I would rather never have seen you than think of you with such a
prospect."
Will again feared that he had gone too far; but the meaning we attach
to words depends on our feeling, and his tone of angry regret had so
much kindness in it for Dorothea's heart, which had always been giving
out ardor and had never been fed with much from the living beings
around her, that she felt a new sense of gratitude and answered with a
gentle smile--
"It is very good of you to be anxious about me. It is because you did
not like Lowick yourself: you had set your heart on another kind of
life. But Lowick is my chosen home."
The last sentence was spoken with an almost solemn cadence, and Will
did not know what to say, since it would not be useful for him to
embrace her slippers, and tell her that he would die for her: it was
clear that she required nothing of the sort; and they were both silent
for a moment or two, when Dorothea began again with an air of saying at
last what had been in her mind beforehand.
"I wanted to ask you again about something you said the other day.
Perhaps it was half of it your lively way of speaking: I notice that
you like to put things strongly; I myself often exaggerate when I speak
hastily."
"What was it?" said Will, observing that she spoke with a timidity
quite new in her. "I have a hyperbolical tongue: it catches fire as it
goes. I dare say I shall have to retract."

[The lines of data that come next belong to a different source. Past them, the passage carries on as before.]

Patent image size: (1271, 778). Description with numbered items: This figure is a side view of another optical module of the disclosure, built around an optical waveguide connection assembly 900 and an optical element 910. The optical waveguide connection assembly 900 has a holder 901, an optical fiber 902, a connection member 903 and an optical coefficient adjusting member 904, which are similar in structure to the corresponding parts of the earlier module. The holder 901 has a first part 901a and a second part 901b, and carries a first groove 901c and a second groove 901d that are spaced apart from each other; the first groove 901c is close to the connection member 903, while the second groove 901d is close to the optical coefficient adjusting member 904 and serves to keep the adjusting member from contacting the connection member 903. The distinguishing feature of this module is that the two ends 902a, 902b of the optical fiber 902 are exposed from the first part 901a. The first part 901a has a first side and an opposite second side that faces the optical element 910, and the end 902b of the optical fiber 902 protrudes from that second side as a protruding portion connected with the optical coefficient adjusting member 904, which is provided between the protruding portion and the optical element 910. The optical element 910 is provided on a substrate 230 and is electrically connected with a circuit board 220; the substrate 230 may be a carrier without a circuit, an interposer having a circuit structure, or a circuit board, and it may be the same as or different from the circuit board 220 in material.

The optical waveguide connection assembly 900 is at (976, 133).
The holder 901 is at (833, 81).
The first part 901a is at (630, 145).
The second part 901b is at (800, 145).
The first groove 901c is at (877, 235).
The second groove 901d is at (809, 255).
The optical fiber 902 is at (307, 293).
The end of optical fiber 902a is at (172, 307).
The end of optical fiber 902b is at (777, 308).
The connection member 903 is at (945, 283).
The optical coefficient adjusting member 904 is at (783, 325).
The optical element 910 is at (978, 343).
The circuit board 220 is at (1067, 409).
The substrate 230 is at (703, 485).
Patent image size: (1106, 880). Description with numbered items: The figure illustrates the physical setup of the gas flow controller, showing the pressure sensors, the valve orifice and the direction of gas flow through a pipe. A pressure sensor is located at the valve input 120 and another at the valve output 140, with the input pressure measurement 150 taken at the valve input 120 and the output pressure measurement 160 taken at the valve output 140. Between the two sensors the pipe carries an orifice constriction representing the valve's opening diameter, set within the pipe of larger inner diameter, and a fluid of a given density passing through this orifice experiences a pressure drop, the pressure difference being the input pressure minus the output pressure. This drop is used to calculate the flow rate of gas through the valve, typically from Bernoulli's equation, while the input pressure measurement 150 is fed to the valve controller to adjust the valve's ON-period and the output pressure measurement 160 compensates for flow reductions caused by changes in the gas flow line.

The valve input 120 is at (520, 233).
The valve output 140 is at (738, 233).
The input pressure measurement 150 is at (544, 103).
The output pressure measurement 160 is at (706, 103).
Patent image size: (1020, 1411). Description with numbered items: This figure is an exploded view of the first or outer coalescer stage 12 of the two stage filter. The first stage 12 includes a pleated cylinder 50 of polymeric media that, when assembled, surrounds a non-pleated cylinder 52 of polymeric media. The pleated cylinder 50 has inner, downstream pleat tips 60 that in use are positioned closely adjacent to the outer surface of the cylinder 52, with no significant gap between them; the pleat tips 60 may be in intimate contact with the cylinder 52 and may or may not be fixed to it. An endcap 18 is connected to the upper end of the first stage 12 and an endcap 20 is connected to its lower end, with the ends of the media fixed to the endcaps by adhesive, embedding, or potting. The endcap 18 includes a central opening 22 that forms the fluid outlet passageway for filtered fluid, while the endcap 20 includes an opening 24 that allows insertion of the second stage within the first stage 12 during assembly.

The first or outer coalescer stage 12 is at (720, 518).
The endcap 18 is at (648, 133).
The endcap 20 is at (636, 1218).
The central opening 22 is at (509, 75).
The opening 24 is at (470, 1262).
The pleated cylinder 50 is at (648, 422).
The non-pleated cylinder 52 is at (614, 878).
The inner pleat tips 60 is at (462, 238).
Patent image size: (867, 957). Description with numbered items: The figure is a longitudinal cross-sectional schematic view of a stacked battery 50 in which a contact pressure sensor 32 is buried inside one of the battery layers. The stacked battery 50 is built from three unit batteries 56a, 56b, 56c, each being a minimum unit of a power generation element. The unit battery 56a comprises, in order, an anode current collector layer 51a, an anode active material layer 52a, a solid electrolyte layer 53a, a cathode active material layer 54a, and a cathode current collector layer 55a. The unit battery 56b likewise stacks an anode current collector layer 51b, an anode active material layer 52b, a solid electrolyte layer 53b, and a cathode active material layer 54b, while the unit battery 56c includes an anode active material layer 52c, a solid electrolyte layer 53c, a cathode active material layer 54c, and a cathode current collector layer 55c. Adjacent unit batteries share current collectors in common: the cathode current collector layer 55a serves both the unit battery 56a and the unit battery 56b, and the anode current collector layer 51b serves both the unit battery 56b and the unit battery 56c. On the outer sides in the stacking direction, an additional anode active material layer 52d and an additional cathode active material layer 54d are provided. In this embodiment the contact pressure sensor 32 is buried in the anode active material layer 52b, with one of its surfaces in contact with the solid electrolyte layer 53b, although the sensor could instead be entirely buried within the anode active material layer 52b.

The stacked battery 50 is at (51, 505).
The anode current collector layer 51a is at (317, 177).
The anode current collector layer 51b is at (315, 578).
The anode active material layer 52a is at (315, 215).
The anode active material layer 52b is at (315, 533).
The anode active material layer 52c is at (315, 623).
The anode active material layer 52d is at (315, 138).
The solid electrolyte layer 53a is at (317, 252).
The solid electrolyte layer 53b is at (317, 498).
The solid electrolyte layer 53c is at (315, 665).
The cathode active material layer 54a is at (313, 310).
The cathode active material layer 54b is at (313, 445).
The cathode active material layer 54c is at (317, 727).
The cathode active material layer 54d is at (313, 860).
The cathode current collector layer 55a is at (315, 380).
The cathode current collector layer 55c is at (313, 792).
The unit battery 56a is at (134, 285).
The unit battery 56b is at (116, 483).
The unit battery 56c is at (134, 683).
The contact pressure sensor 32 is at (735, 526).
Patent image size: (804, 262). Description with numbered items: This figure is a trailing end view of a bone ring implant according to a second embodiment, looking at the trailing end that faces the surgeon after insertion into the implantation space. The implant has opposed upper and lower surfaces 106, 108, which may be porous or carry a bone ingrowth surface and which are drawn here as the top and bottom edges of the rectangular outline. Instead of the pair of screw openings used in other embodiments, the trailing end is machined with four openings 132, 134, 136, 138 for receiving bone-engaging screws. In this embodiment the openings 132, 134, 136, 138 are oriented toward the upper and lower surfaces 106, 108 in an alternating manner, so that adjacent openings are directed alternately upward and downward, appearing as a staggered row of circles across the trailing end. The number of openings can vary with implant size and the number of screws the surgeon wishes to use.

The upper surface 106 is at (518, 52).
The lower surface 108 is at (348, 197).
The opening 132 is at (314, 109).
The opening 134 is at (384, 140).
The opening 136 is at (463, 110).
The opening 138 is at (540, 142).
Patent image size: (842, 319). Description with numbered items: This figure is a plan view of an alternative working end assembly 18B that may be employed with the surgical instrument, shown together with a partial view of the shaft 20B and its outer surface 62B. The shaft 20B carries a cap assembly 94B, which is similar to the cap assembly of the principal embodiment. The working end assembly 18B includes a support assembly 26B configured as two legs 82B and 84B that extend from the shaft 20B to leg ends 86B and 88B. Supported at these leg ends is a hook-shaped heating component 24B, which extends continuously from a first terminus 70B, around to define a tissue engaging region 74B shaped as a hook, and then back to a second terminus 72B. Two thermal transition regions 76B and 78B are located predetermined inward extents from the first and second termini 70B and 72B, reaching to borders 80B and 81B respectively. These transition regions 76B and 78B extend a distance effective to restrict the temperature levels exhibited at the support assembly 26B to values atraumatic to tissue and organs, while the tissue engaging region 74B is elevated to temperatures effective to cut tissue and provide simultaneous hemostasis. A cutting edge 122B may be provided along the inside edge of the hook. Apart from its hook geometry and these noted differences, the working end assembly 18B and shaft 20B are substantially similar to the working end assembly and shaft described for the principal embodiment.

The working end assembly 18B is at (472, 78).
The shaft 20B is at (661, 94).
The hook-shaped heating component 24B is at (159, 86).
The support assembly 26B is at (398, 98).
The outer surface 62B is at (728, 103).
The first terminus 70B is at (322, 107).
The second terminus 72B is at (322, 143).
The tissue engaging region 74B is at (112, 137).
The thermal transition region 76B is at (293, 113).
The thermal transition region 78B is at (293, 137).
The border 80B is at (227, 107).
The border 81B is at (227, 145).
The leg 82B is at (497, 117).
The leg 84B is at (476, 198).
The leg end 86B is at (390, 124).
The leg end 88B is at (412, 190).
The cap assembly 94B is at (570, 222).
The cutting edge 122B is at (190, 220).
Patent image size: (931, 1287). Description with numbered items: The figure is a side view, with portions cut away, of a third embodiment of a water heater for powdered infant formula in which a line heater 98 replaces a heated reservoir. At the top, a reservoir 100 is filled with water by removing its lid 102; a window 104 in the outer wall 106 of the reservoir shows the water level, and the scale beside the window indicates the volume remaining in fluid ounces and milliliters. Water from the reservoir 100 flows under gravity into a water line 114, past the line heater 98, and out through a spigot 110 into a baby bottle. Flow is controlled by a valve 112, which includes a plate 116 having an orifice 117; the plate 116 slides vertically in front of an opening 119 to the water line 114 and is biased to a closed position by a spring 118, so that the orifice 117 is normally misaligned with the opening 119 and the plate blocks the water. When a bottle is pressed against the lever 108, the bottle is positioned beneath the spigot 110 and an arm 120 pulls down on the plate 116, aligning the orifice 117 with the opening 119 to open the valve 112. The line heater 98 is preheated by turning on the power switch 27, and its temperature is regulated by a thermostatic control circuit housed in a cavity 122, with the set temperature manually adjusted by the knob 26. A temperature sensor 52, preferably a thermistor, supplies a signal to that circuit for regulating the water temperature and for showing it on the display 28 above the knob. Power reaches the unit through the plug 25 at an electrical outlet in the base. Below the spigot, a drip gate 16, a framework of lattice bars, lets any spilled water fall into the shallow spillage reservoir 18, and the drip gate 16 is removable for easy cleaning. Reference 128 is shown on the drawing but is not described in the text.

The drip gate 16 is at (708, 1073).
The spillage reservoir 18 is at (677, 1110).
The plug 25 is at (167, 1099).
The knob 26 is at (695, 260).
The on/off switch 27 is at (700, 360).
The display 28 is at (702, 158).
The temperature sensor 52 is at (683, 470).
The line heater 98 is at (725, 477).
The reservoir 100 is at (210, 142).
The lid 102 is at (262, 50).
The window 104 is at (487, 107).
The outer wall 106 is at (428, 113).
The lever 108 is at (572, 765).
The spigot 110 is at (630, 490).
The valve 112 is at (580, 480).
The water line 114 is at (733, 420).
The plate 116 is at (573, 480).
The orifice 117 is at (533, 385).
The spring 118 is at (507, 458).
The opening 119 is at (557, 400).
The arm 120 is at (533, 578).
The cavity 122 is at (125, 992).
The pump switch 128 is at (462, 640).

"I mean what you said about the necessity of knowing German--I mean,
for the subjects that Mr. Casaubon is engaged in. I have been thinking
about it; and it seems to me that with Mr. Casaubon's learning he must
have before him the same materials as German scholars--has he not?"
Dorothea's timidity was due to an indistinct consciousness that she was
in the strange situation of consulting a third person about the
adequacy of Mr. Casaubon's learning.
"Not exactly the same materials," said Will, thinking that he would be
duly reserved. "He is not an Orientalist, you know. He does not
profess to have more than second-hand knowledge there."